A delightful twist on the classic chicken fried steak, offering a crispy coating and a rich, creamy gravy.
Prepare the steak by trimming any excess fat and pounding it to an even thickness of about 1/2 inch.
Pounding the steak ensures even cooking and tenderizes the meat.
In a bowl, mix the buttermilk and hot sauce together.
Let the steak soak in this mixture for added flavor.
In another bowl, combine the flour, paprika, garlic powder, salt, and black pepper.
Mix thoroughly to ensure even seasoning.
Dip each steak piece into the seasoned flour, then into the buttermilk mixture, and back into the seasoned flour for a double coating.
Double coating creates a thicker, crispier crust.
Heat oil in a frying pan to about 350°F (175°C).
Use a thermometer to ensure the oil is at the right temperature.
Fry the coated steak pieces in the hot oil until golden brown, about 3-4 minutes per side.
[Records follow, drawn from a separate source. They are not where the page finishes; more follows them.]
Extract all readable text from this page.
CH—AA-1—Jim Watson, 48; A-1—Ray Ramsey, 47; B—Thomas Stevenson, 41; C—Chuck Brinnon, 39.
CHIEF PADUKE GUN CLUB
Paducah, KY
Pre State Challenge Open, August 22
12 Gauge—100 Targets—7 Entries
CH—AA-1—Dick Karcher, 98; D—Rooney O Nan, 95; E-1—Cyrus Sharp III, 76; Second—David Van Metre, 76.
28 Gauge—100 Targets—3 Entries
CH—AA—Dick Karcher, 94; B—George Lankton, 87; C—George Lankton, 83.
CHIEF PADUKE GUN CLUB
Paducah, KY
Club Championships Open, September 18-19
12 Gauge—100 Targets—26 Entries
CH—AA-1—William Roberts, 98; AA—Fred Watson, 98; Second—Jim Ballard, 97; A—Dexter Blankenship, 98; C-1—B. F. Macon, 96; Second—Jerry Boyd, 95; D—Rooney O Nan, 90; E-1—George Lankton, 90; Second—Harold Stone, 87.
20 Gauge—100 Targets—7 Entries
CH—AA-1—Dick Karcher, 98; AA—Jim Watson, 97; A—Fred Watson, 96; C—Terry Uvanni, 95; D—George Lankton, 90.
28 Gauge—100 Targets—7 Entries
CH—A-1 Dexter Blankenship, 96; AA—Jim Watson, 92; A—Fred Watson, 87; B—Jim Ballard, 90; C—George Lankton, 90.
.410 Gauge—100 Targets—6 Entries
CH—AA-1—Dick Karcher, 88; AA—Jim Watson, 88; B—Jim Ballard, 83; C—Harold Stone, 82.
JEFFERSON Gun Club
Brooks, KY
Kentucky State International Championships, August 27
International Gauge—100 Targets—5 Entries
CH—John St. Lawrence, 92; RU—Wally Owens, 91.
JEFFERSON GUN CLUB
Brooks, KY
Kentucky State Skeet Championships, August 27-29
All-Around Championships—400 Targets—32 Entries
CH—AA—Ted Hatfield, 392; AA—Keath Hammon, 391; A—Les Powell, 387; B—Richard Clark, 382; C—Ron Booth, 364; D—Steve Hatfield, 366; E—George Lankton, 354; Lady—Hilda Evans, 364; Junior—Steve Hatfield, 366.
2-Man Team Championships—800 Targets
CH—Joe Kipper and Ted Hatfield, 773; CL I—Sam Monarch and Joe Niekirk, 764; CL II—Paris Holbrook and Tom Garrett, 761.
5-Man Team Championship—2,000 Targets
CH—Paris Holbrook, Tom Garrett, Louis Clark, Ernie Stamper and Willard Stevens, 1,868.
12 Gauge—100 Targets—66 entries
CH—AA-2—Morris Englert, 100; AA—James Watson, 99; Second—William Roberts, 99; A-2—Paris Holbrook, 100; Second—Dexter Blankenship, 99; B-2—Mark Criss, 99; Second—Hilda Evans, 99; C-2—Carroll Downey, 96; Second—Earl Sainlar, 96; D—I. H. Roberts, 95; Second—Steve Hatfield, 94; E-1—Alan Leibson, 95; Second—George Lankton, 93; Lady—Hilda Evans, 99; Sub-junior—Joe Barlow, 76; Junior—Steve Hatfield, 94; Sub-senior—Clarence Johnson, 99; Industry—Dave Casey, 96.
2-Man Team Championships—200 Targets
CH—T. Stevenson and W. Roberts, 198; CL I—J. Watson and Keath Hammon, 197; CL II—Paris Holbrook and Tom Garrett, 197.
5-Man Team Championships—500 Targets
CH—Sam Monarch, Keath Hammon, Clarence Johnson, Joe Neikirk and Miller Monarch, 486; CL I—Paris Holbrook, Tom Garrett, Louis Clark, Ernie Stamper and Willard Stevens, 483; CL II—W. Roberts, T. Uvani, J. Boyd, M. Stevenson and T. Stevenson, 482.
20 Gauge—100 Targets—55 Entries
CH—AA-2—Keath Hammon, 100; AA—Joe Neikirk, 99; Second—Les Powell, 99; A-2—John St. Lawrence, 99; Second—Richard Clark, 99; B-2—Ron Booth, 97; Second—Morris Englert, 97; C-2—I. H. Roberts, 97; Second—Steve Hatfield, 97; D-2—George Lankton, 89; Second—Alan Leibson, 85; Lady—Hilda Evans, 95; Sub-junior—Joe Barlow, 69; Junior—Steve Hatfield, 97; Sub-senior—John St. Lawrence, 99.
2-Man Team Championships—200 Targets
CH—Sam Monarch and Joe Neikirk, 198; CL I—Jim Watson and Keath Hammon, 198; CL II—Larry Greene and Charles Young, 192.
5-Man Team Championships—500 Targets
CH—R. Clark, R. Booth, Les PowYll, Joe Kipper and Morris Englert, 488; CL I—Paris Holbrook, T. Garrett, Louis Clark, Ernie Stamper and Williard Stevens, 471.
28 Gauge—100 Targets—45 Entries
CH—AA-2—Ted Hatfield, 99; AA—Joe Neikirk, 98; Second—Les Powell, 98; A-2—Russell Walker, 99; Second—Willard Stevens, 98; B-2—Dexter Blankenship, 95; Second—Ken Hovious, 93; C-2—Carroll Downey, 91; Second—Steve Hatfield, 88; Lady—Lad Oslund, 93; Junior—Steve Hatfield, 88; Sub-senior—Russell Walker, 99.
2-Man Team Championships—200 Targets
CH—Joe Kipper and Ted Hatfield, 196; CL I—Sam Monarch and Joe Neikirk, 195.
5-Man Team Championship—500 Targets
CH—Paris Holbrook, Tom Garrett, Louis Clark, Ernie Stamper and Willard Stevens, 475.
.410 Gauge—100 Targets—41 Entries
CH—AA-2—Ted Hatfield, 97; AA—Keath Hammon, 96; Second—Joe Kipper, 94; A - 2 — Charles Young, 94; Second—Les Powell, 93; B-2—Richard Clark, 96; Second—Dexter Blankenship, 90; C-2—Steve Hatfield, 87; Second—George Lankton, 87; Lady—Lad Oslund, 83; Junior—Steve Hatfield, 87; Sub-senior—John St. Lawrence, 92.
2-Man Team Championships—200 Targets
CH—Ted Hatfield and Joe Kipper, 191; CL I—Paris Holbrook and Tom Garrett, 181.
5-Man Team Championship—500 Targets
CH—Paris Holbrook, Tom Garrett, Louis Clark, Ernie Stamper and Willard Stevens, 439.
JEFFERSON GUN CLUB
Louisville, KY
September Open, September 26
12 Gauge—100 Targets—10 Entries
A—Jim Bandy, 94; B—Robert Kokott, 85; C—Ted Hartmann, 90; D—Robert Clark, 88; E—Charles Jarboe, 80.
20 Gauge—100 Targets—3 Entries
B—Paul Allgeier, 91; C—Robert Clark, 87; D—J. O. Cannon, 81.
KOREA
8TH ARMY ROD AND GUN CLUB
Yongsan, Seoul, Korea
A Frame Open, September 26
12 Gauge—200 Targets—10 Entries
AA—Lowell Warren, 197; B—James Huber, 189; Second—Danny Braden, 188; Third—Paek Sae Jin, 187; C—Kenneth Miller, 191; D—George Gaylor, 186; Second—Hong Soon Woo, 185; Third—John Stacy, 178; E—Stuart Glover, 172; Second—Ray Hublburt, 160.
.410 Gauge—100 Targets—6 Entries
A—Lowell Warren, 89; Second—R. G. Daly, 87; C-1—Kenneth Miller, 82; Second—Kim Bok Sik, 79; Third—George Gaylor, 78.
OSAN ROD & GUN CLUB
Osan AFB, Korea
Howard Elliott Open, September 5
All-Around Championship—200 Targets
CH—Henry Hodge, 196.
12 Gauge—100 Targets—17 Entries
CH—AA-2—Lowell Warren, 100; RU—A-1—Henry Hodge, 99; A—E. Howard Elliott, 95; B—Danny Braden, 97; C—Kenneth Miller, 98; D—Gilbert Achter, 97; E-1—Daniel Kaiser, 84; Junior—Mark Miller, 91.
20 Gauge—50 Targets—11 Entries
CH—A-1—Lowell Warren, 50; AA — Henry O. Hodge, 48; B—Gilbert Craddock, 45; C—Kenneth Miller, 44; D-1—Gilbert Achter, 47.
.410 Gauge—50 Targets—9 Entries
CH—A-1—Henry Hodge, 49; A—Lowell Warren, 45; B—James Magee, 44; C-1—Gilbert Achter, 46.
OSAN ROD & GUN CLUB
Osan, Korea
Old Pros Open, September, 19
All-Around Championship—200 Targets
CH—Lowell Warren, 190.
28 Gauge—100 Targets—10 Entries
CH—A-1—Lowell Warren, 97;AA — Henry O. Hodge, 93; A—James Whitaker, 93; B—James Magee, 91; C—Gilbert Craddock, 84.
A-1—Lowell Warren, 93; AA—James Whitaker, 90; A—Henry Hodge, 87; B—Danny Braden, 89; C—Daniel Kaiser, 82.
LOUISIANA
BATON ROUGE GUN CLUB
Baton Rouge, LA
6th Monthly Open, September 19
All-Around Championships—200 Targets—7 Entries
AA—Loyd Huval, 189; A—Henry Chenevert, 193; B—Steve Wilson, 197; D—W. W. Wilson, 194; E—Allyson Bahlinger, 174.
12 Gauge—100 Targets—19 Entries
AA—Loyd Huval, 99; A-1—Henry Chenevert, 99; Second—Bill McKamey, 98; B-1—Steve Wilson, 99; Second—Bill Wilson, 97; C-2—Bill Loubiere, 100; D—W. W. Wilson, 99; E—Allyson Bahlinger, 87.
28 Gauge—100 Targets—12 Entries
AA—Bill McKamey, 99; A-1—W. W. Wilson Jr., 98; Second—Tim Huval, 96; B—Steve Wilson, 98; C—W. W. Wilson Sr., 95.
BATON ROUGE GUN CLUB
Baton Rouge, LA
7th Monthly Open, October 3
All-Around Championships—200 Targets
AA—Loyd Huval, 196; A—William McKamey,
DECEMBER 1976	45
Avoid overcrowding the pan to maintain the oil temperature.
Remove the fried steak and place it on paper towels to drain excess oil.
Pat gently to remove as much oil as possible.
To make the gravy, use the leftover oil in the pan, add the seasoned flour, and cook for 2-3 minutes.
Cooking the flour removes the raw taste.
Gradually add the milk to the pan, whisking constantly, and cook until thickened.
Whisking prevents lumps from forming.
Season the gravy with salt and pepper to taste.
Taste and adjust seasoning as needed.
Serve the fried steak topped with the creamy gravy.
Pair with mashed potatoes or a fresh salad for a complete meal.